The modern AI safety research community owes a substantial debt to Russell's willingness to bring concerns about advanced AI into mainstream computer science. In the 2000s and early 2010s, public discussion of long-term AI risk was dominated by figures outside the academic mainstream, and many AI researchers regarded such concerns as speculative or distracting. Russell's reputation as a co-author of the standard textbook gave him standing to argue that the field's conceptual foundations themselves needed revision and that such revision was a respectable technical research program rather than a distraction.
The technical research programs that emerged at CHAI, OpenAI, Anthropic, DeepMind, and other organisations in the late 2010s and 2020s, on inverse reinforcement learning, assistance games, reward modelling, scalable oversight, interpretability, and corrigibility, draw directly on the framing he set out in Human Compatible and in earlier work.

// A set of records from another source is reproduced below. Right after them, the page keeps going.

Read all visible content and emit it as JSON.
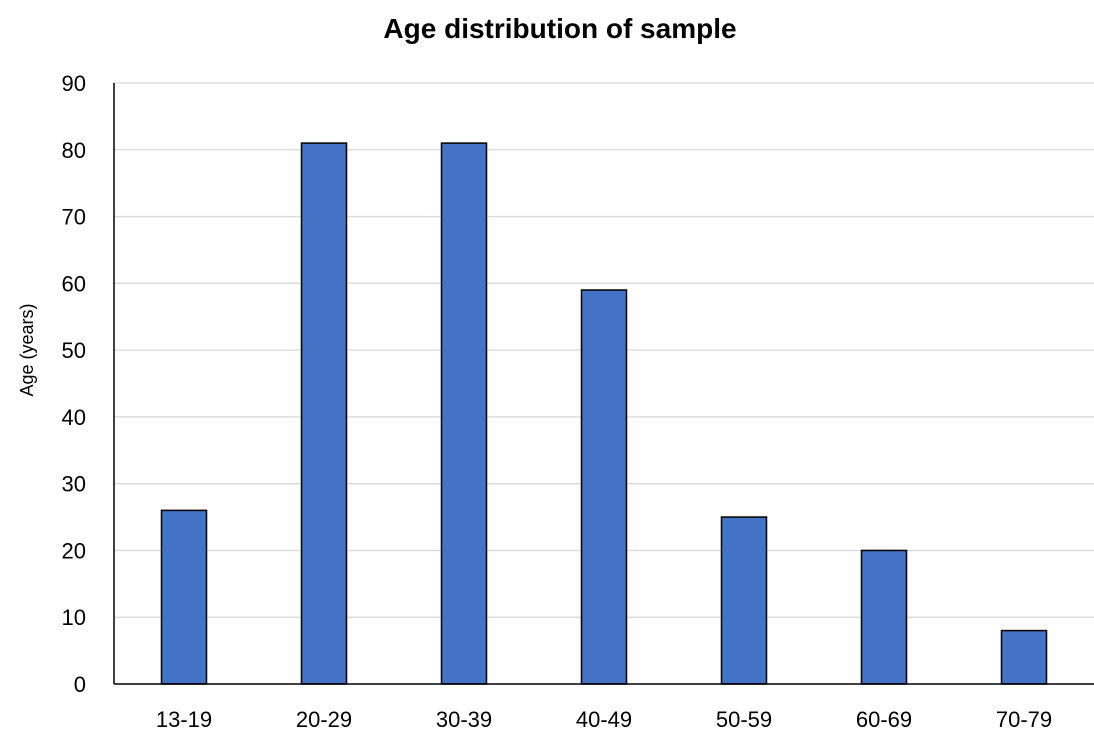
{
  "chart_data": {
    "type": "bar",
    "title": "Age distribution of sample",
    "xlabel": "",
    "ylabel": "Age (years)",
    "categories": [
      "13-19",
      "20-29",
      "30-39",
      "40-49",
      "50-59",
      "60-69",
      "70-79"
    ],
    "values": [
      26,
      81,
      81,
      59,
      25,
      20,
      8
    ],
    "ylim": [
      0,
      90
    ],
    "yticks": [
      0,
      10,
      20,
      30,
      40,
      50,
      60,
      70,
      80,
      90
    ],
    "grid": "horizontal",
    "colors": {
      "bar": "#4472C4",
      "bar_edge": "#000000",
      "grid": "#D9D9D9",
      "axis": "#000000"
    }
  }
}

His three principles for provably beneficial AI are routinely cited in the literature on alignment, and the King Midas example has become one of the standard ways of explaining the alignment problem to non-specialist audiences.
Russell has also been one of the more visible critics of the current race to deploy increasingly capable foundation models without adequate evaluation. He has argued that the current generation of large language models should be treated as scientific experiments rather than mature products, and that releasing them as commercial systems used by hundreds of millions of people without serious safety guarantees is irresponsible. These views have made him a regular interlocutor for governments and standard-setting bodies as the field moves toward more general capabilities and the prospect of artificial general intelligence.
Russell holds dual British and American nationality and lives in Berkeley, California. He is a chess player and has spoken about chess as one of the original test-beds for the rational-agent view of intelligence that AIMA helped establish. He is a fellow of Wadham College, Oxford, and maintains close ties to the United Kingdom AI research community.